From 1852, Paris underwent a massive modernization program. Its cramped, Medieval alleyways were destroyed and replaced by long, wide boulevards lined with cafés and shops. In the midst of all this change, Manet rejected the old style of painting, choosing instead to paint contemporary life around him. With his bold brushwork, absence of half tones, juxtapositions of strong color, flattening of forms, inconsistencies of scale and irreverent subject matter, his version of modernization caused outrage.

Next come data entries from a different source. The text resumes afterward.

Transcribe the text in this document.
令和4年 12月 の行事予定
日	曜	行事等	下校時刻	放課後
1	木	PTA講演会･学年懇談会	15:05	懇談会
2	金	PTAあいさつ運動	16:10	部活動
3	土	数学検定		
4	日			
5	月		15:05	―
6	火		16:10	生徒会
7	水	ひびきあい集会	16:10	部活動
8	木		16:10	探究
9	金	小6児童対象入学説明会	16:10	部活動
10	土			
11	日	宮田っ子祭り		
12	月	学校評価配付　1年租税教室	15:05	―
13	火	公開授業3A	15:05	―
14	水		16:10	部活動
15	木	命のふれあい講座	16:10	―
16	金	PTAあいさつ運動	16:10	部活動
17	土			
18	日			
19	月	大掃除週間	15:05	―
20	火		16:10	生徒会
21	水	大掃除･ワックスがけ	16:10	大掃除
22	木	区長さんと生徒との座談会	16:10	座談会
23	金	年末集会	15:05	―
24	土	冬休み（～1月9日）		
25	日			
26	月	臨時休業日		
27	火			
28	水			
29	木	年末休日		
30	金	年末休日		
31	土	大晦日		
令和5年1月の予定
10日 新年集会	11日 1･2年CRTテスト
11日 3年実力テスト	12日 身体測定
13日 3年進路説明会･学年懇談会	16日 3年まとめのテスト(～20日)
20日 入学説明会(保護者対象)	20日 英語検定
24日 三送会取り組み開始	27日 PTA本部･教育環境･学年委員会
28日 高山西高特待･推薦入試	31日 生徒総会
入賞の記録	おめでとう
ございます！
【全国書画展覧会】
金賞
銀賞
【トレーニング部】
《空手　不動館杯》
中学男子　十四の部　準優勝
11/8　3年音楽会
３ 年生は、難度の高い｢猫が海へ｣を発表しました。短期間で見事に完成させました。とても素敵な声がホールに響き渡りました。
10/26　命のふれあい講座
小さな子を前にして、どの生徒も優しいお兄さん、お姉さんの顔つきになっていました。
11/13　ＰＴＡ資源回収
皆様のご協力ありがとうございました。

Although he was striving to be modern, Manet still sought acceptance. When one of his works was rejected from the Salon in 1863, he exhibited at the Salon des Refusés. The painting was Déjeuner sur l’Herbe. Featuring a naked woman between two fully clothed men, it scandalized viewers. The unfinished treatment also appeared to insult academic art. For several years, the Salon jury continued to reject his paintings, not understanding what he was trying to do and seeing him simply as a bad artist who only wanted to shock. Nevertheless, Manet inspired the young group of artists who became known as the Impressionists. For the next few years, he led these artists’ discussions in the Café Guerbois and he continued to paint a broad range of contemporary subjects in loose brushstrokes. He was not intentionally scandalous, and for his entire life he sought recognition in the official art quarters. He simply aspired to do something new and his innovations gradually changed ideas about art.

Key Works

Music in the Tuileries Gardens 1862, NATIONAL GALLERY, LONDON, UK

Le Déjeuner sur l’Herbe 1862–3, MUSÉE D’ORSAY, PARIS, FRANCE

Olympia 1863, MUSÉE D’ORSAY, PARIS, FRANCE

Luncheon in the Studio 1868, NEUE PINAKOTHEK, MUNICH, GERMANY

The Execution of the Emperor Maximilian of Mexico 1867–8, STAATLICHE KUNSTHALLE, MANNHEIM, GERMANY

The Railway 1872, THE NATIONAL GALLERY OF ART, WASHINGTON DC, US

DEGAS

1834–1917 • IMPRESSIONISM

The Dance Class

1874 OIL ON CANVAS

83.2 × 76.8 CM (32¾ × 30¼ IN)

METROPOLITAN MUSEUM OF ART, NEW YORK, USA

Viewers’ eyes are drawn around this unusual asymmetrical composition that is clearly influenced by photography and Japonisme. Ballet students and their mothers crowd in a dance studio, while Jules Perrot, one of the best known ballet masters of the time, conducts a class. Appearing as a frozen moment in time, Degas worked hard to make the dancers appear spontaneous and natural.

Although he exhibited with the Impressionists and is regarded as one of their founders, the work of Hilaire-Germain-Edgar Degas has distinct differences. He became famous for his work in painting, sculpture, printmaking and drawing, concentrating on photographically inspired compositions and contours. His dynamic work turned mundane moments and situations into scenes shaped by light.

With his skills in the depiction of movement, sensitive portraiture and masterful understanding of color and line, Degas’s work can really be viewed as a mixture of Impressionism, Realism and Neoclassicism. Like Manet, he was born in Paris to an affluent family and was initially trained for the law, but left to study art with Louis Lamothe (1822–69), who had been a pupil of Ingres. He also went to the École des Beaux-Arts but preferred to study on his own, copying old masters in the Louvre. He also visited Italy, staying in Naples, Rome and Florence, and studying artists such as Botticelli and Raphael.